Accountability equals credibility. To have both, advertisers and their agencies must first have a relationship based on trust and a compensation system based on performance, but equitably so.
Agencies and clients have turned up the volume in their discussions of incentive compensation. It's considered astute to advocate it, neanderthal to reject it. Consultant Robert Lundin, of Jones-Lundin Associates,
says pay-for-performance incentives add value to both advertiser and agency by leading to more enduring relationships, clear definitions of expectations and a way to evaluate performance on a regular basis.

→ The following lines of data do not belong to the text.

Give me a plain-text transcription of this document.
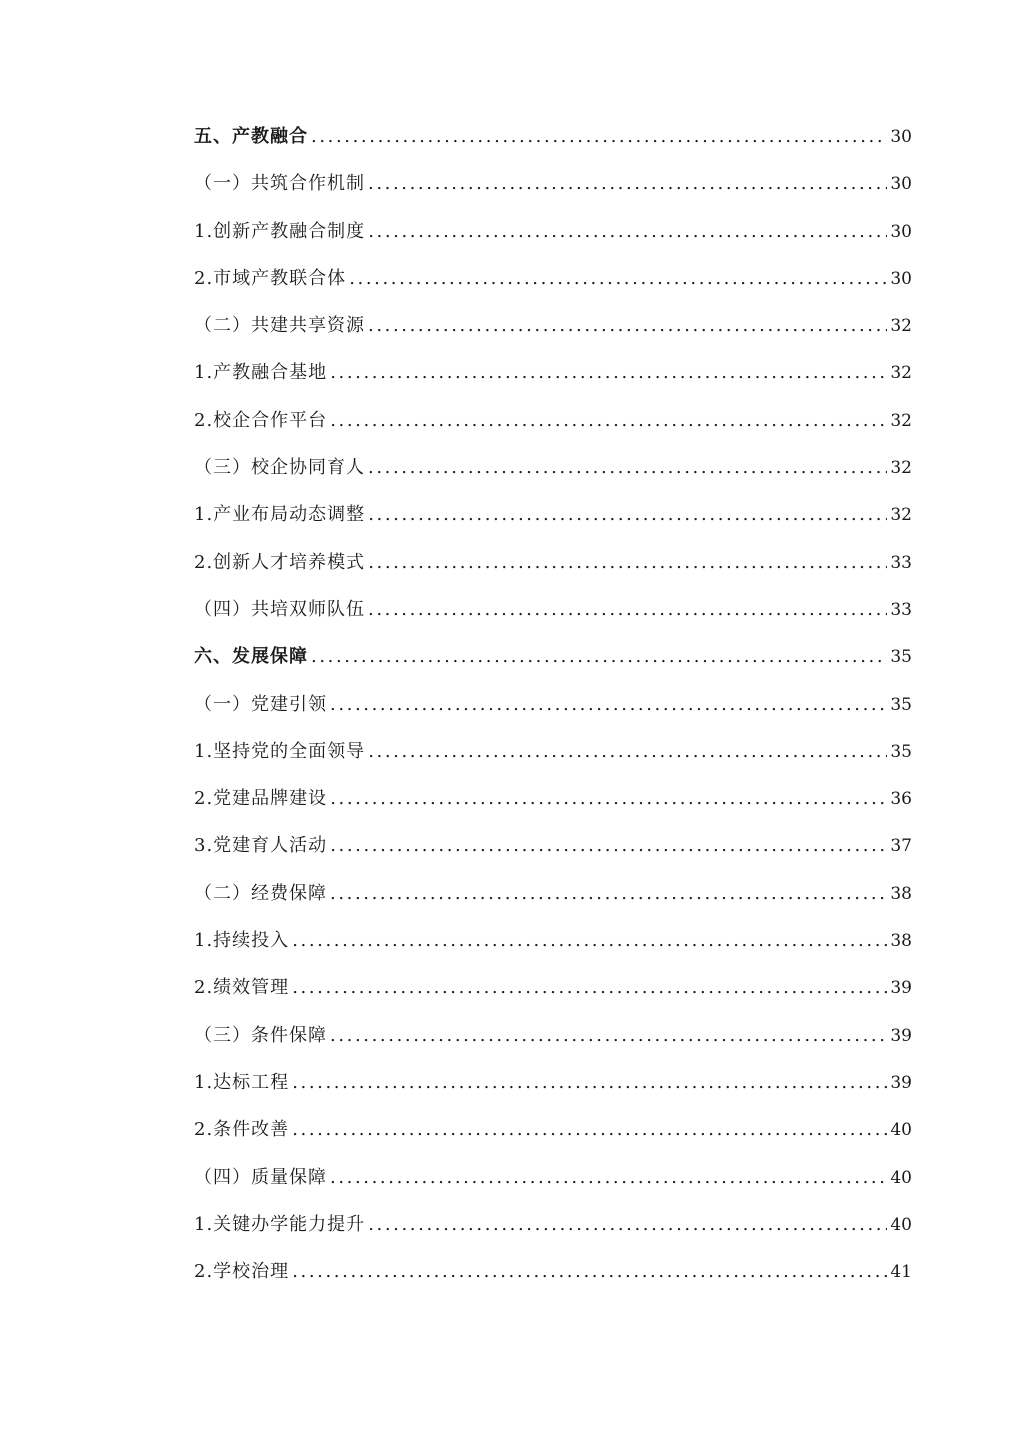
五、产教融合 .....	30
（一）共筑合作机制 .....	30
1.创新产教融合制度 .....	30
2.市域产教联合体 .....	30
（二）共建共享资源 .....	32
1.产教融合基地 .....	32
2.校企合作平台 .....	32
（三）校企协同育人 .....	32
1.产业布局动态调整 .....	32
2.创新人才培养模式 .....	33
（四）共培双师队伍 .....	33
六、发展保障 .....	35
（一）党建引领 .....	35
1.坚持党的全面领导 .....	35
2.党建品牌建设 .....	36
3.党建育人活动 .....	37
（二）经费保障 .....	38
1.持续投入 .....	38
2.绩效管理 .....	39
（三）条件保障 .....	39
1.达标工程 .....	39
2.条件改善 .....	40
（四）质量保障 .....	40
1.关键办学能力提升 .....	40
2.学校治理 .....	41
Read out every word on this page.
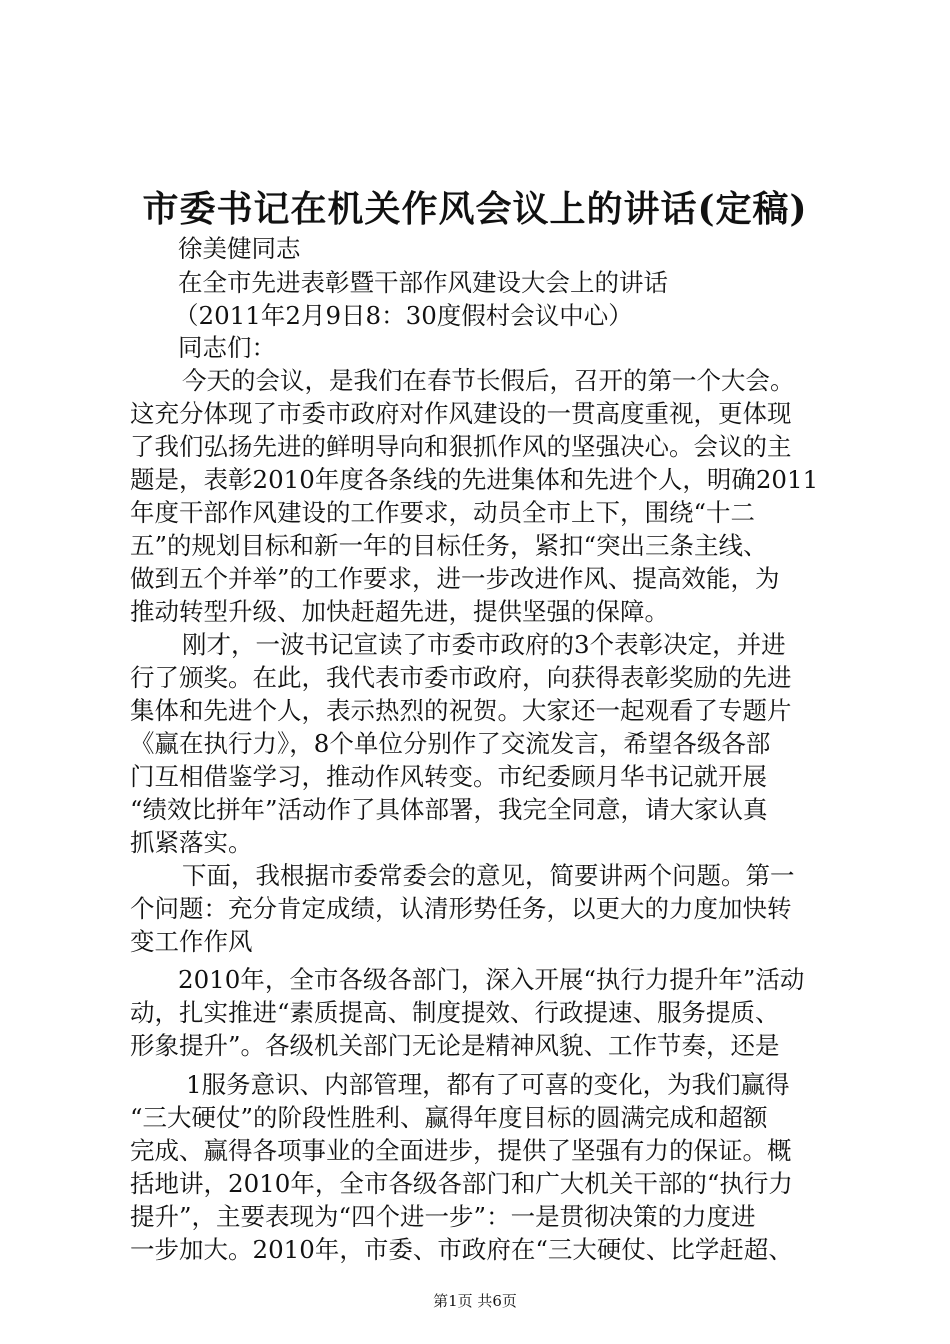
市委书记在机关作风会议上的讲话(定稿)
徐美健同志
在全市先进表彰暨干部作风建设大会上的讲话
（2011年2月9日8：30度假村会议中心）
同志们：
今天的会议，是我们在春节长假后，召开的第一个大会。
这充分体现了市委市政府对作风建设的一贯高度重视，更体现
了我们弘扬先进的鲜明导向和狠抓作风的坚强决心。会议的主
题是，表彰2010年度各条线的先进集体和先进个人，明确2011
年度干部作风建设的工作要求，动员全市上下，围绕“十二
五”的规划目标和新一年的目标任务，紧扣“突出三条主线、
做到五个并举”的工作要求，进一步改进作风、提高效能，为
推动转型升级、加快赶超先进，提供坚强的保障。
刚才，一波书记宣读了市委市政府的3个表彰决定，并进
行了颁奖。在此，我代表市委市政府，向获得表彰奖励的先进
集体和先进个人，表示热烈的祝贺。大家还一起观看了专题片
《赢在执行力》，8个单位分别作了交流发言，希望各级各部
门互相借鉴学习，推动作风转变。市纪委顾月华书记就开展
“绩效比拼年”活动作了具体部署，我完全同意，请大家认真
抓紧落实。
下面，我根据市委常委会的意见，简要讲两个问题。第一
个问题：充分肯定成绩，认清形势任务，以更大的力度加快转
变工作作风
2010年，全市各级各部门，深入开展“执行力提升年”活动
动，扎实推进“素质提高、制度提效、行政提速、服务提质、
形象提升”。各级机关部门无论是精神风貌、工作节奏，还是
1服务意识、内部管理，都有了可喜的变化，为我们赢得
“三大硬仗”的阶段性胜利、赢得年度目标的圆满完成和超额
完成、赢得各项事业的全面进步，提供了坚强有力的保证。概
括地讲，2010年，全市各级各部门和广大机关干部的“执行力
提升”，主要表现为“四个进一步”：一是贯彻决策的力度进
一步加大。2010年，市委、市政府在“三大硬仗、比学赶超、
第1页 共6页
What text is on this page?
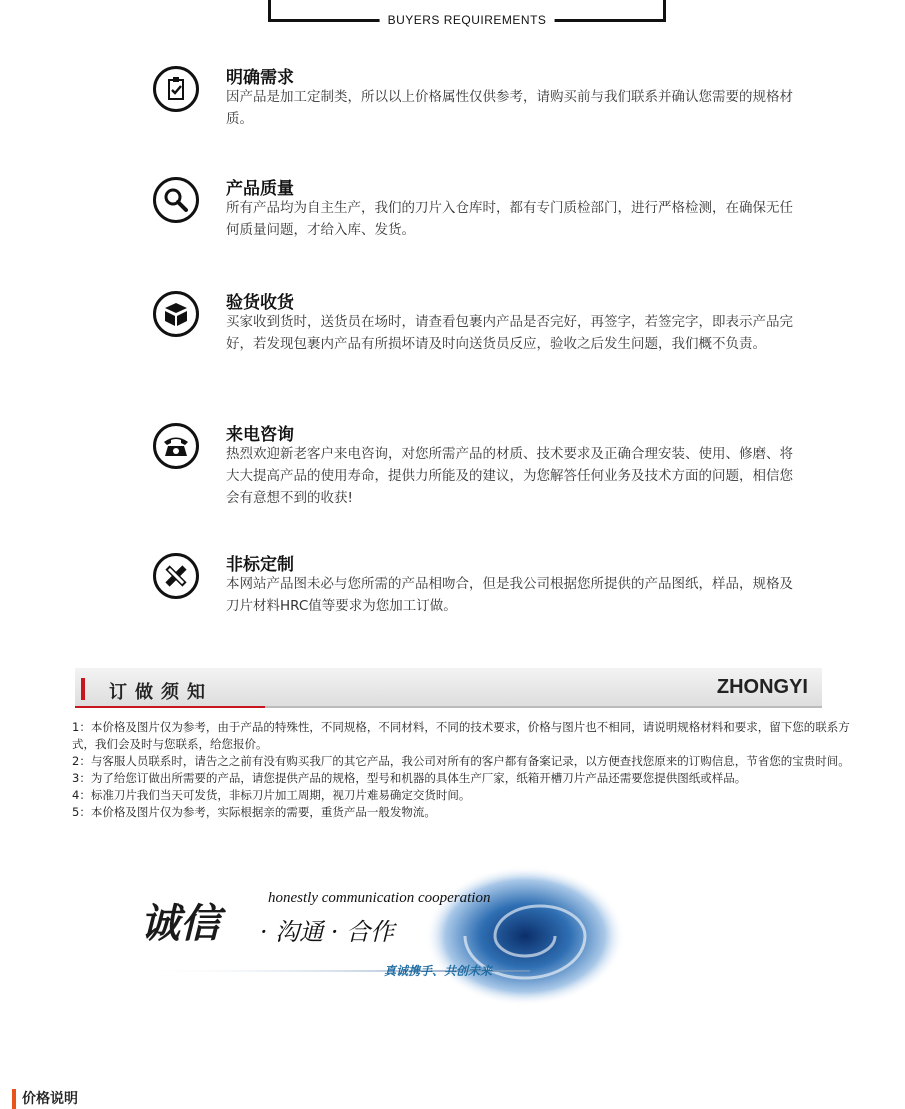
BUYERS REQUIREMENTS
明确需求
因产品是加工定制类，所以以上价格属性仅供参考，请购买前与我们联系并确认您需要的规格材质。
产品质量
所有产品均为自主生产，我们的刀片入仓库时，都有专门质检部门，进行严格检测，在确保无任何质量问题，才给入库、发货。
验货收货
买家收到货时，送货员在场时，请查看包裹内产品是否完好，再签字，若签完字，即表示产品完好，若发现包裹内产品有所损坏请及时向送货员反应，验收之后发生问题，我们概不负责。
来电咨询
热烈欢迎新老客户来电咨询，对您所需产品的材质、技术要求及正确合理安装、使用、修磨、将大大提高产品的使用寿命，提供力所能及的建议，为您解答任何业务及技术方面的问题，相信您会有意想不到的收获!
非标定制
本网站产品图未必与您所需的产品相吻合，但是我公司根据您所提供的产品图纸，样品，规格及刀片材料HRC值等要求为您加工订做。
订做须知	ZHONGYI

1：本价格及图片仅为参考，由于产品的特殊性，不同规格，不同材料，不同的技术要求，价格与图片也不相同，请说明规格材料和要求，留下您的联系方式，我们会及时与您联系，给您报价。

2：与客服人员联系时，请告之之前有没有购买我厂的其它产品，我公司对所有的客户都有备案记录，以方便查找您原来的订购信息，节省您的宝贵时间。

3：为了给您订做出所需要的产品，请您提供产品的规格，型号和机器的具体生产厂家，纸箱开槽刀片产品还需要您提供图纸或样品。

4：标准刀片我们当天可发货，非标刀片加工周期，视刀片难易确定交货时间。

5：本价格及图片仅为参考，实际根据亲的需要，重货产品一般发物流。

诚信
honestly communication cooperation
· 沟通 · 合作
真诚携手、共创未来
价格说明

Yet for an incentive-based compensation plan to work, trust must be the point of embarkation. Since trust is not easily forged in any quarter of society today, it is unreasonable and shortsighted of marketers to ask agencies to accept a narrow gauge of performance.
DDB Needham Worldwide Chairman Keith Reinhard has championed pay for performance, but admits in some cases the system has abused agencies by making them a scapegoat for brand managers seeking quarterly cost savings to goose their numbers. Saatchi & Saatchi Advertising Exec VP-Chief Financial Officer William Cochrane, at this month's American Association of Advertising Agencies meeting, told of a client that, after a year of solid business, faced an unexpected downturn. It then refused to pay the incentive compensation that would have accounted for 20% of the agency's revenue from the account.
So agencies must not only be selective in determining which clients make good partners in pay-for-performance plans but also in how the plan is structured. Overall performance, not just isolated brand objectives, must be judged, since factors other than advertising can play havoc with targets. A system that awards bonus points throughout the year rather than one that depends on a make-or-break, end-of-year evaluation would seem the way to go.
Even so, agencies should not leave it up to the client to say what they have done but document that to the client at regular intervals.
West sets pace
As the editors of Advertising Age convened to select our 24th annual U.S. Agency of the Year, a common theme kept resurfacing: Nearly every short-list agency being considered for the honor was based on the West Coast. There was the eventual winner, of course, Foote, Cone & Belding, San Francisco. Also the runner-up, San Francisco's Goodby, Silverstein & Partners. Not to mention the Venice, Calif., office of TBWA Chiat/Day, and Portland, Ore.-based Wieden & Kennedy.
The West, of course, has long been a creative hot spot. But its creative dominance was overpowering last year, which is as much a knock on the work being produced by the rest of the country as it is an acknowledgement of the brilliance of the work coming out of the West. Lists of last year's best ads inevitably were topped by Nissan's "Toys" spot and Energizer's "Spotters" campaign (both TBWA Chiat/Day), FCB's Levi's work and Goodby's offbeat Polaroid commercials.
Chrysler Corp. Vice Chairman Robert Lutz, speaking at the annual American Association of Advertising Agencies meeting this month, told agencies not to get so caught up in defining themselves as "full-service communications conglomerates" that they lose sight of the core product. "If your mission . . . is to produce great advertising, and nothing but great advertising, you'll be ahead of the game," he said.
That's a message the West Coast has already absorbed.